Nelle intercettazioni, i componenti dell’associazione deridevano - giustamente - il sistema: «Sti cogl... dell’Inps hanno accettato le domande dei romeni», esclamava Oscar Nicoli, specializzato in assistenza fiscale agli stranieri e ora in carcere. Una lucida analisi quella del signor Nicoli, molto più diretta e priva di fronzoli delle decine di editoriali scritti nel tentativo di difendere il reddito di cittadinanza, che ormai, più che un sussidio, è diventato una bandiera ideologica. Chi lo critica è destinato ad essere etichettato come un classista che odia le persone indigenti, chi lo difende, come un misericordioso. Eppure, se avessimo fin da subito abbandonato ogni retorica, sarebbe apparso evidente fin dall’inizio come il meccanismo faceva acqua da tutte le parti e che in quelle enormi falle si sarebbe infiltrata, prosperando, la criminalità.

 

Lo hanno ben capito gli italiani che, alla faccia della retorica dei buoni, in maggioranza bocciano senza pietà il sussidio: il 53%, secondo un sondaggio Ipsos, è contrario.

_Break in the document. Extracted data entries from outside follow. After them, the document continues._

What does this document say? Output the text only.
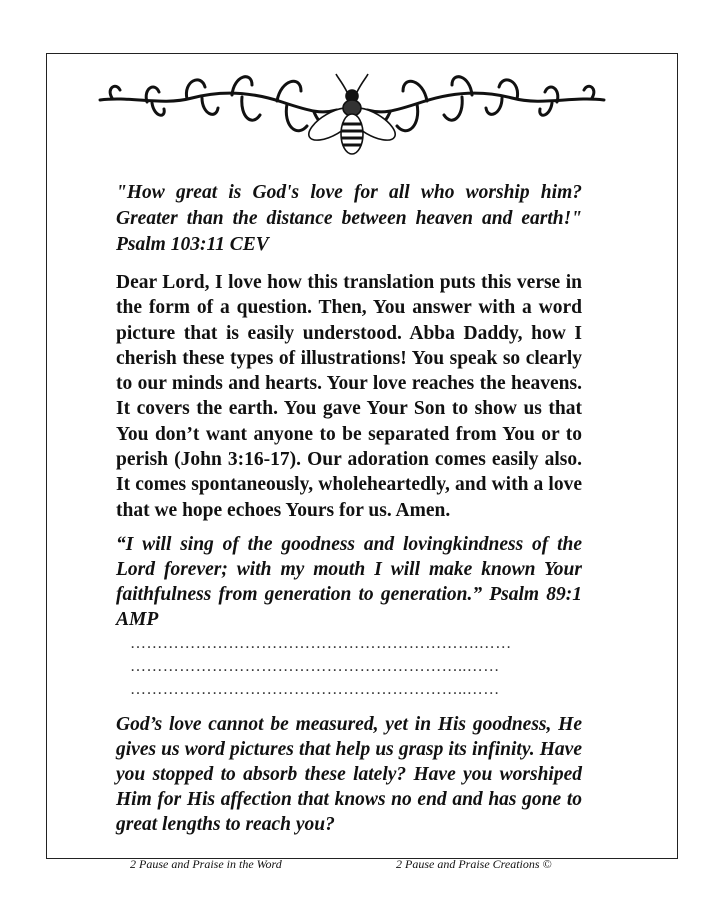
"How great is God's love for all who worship him? Greater than the distance between heaven and earth!" Psalm 103:11 CEV

Dear Lord, I love how this translation puts this verse in the form of a question. Then, You answer with a word picture that is easily understood. Abba Daddy, how I cherish these types of illustrations! You speak so clearly to our minds and hearts. Your love reaches the heavens. It covers the earth. You gave Your Son to show us that You don’t want anyone to be separated from You or to perish (John 3:16-17). Our adoration comes easily also. It comes spontaneously, wholeheartedly, and with a love that we hope echoes Yours for us. Amen.

“I will sing of the goodness and lovingkindness of the Lord forever; with my mouth I will make known Your faithfulness from generation to generation.” Psalm 89:1 AMP

……………………………………………………….……
……………………………………………………..……
……………………………………………………..……

God’s love cannot be measured, yet in His goodness, He gives us word pictures that help us grasp its infinity. Have you stopped to absorb these lately? Have you worshiped Him for His affection that knows no end and has gone to great lengths to reach you?

2 Pause and Praise in the Word	2 Pause and Praise Creations ©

D’altronde, in un Paese in cui la burocrazia è sconnessa e inefficiente, in cui gli uffici fanno fatica a parlarsi fra di loro, in cui l’informatizzazione è, in molti casi, un miraggio e la transizione digitale un sogno al di là da venire, cosa avremmo dovuto aspettarci? Ma il fallimento del reddito di cittadinanza non è soltanto nella facilità con cui le regole sono aggirate, trasformando uno strumento di lotta alla povertà in una truffa ai danni dei contribuenti. Ci avevano promesso che il reddito avrebbe «abolito la povertà»: eppure non raggiunge la metà delle persone in stato di indigenza. Ci avevano promesso che il reddito avrebbe favorito l’occupazione: eppure soltanto 1 percettore su 7 è occupato e questo dato non ci dice se l’occupazione sia stata trovata tramite i centri per l’impiego o in autonomia. Aggiungere a ciò che un posto di lavoro creato con il meccanismo del reddito costa 52000 euro, contro i 25000 che costa al datore di lavoro in media un operaio.

 

Ci avevano promesso che avrebbe addirittura stimolato i consumi: verrebbe da dire, con tragica ironia, che in effetti questa promessa è stata rispettata, quanto meno per i consumi di champagne e l’acquisto di auto di lusso.

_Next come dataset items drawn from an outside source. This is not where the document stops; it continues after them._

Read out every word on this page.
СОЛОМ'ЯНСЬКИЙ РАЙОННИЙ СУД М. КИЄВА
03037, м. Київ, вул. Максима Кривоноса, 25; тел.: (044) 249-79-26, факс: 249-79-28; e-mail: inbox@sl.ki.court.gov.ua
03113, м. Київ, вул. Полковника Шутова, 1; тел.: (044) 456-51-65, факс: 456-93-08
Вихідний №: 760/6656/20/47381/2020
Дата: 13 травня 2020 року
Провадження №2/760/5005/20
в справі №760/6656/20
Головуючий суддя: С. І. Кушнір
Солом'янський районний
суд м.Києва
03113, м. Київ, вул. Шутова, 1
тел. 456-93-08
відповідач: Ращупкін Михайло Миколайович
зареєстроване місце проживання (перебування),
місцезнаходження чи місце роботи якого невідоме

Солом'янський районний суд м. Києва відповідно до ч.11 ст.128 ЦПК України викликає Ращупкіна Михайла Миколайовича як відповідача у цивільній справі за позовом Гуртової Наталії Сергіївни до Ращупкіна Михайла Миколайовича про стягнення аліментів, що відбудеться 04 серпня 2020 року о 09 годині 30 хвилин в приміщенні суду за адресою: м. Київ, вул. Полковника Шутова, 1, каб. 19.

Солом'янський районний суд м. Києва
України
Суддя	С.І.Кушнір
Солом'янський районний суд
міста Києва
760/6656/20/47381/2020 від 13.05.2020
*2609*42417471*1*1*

Di fronte a un tale disastro, la riforma voluta da Draghi, per quanto sia sicuramente un passo in avanti che corregge le clamorose storture della legge, apprezzabile soprattutto nella misura in cui prevede una forma di controllo preventivo dei requisiti più accurato, appare come assolutamente insufficiente. Soprattutto perché, senza una riforma profonda dei centri per l’impiego e della pubblica amministrazione, che richiederebbe anni per veder dispiegati i suoi effetti, il sussidio non è più un mezzo per far prendere fiato in attesa di un’occupazione, ma diviene di fatto uno stipendio di Stato. Portandoci di fronte all’ennesimo fallimento della politica di questo Paese, nei confronti non solo delle aree più depresse, come il Mezzogiorno, ma soprattutto dei giovani che lì vivono, costretti a scegliere fra la fuga all’estero o l’elemosina di Stato: uno Stato che non scommette su di loro attraverso incentivi alle imprese affinché assumano, decontribuzione affinché nelle tasche dei lavoratori vi sia più denaro, così da stimolare davvero i consumi, ma che li rende dipendenti dalla mancia della politica. Perché il vero «programma di emancipazione di Stato» - così lo definisce sul Corriere della Sera De Bortoli - non è e non può essere un sussidio, bensì il lavoro, che emancipa non solo dalla povertà ma anche e soprattutto dalla morsa invadente dello Stato.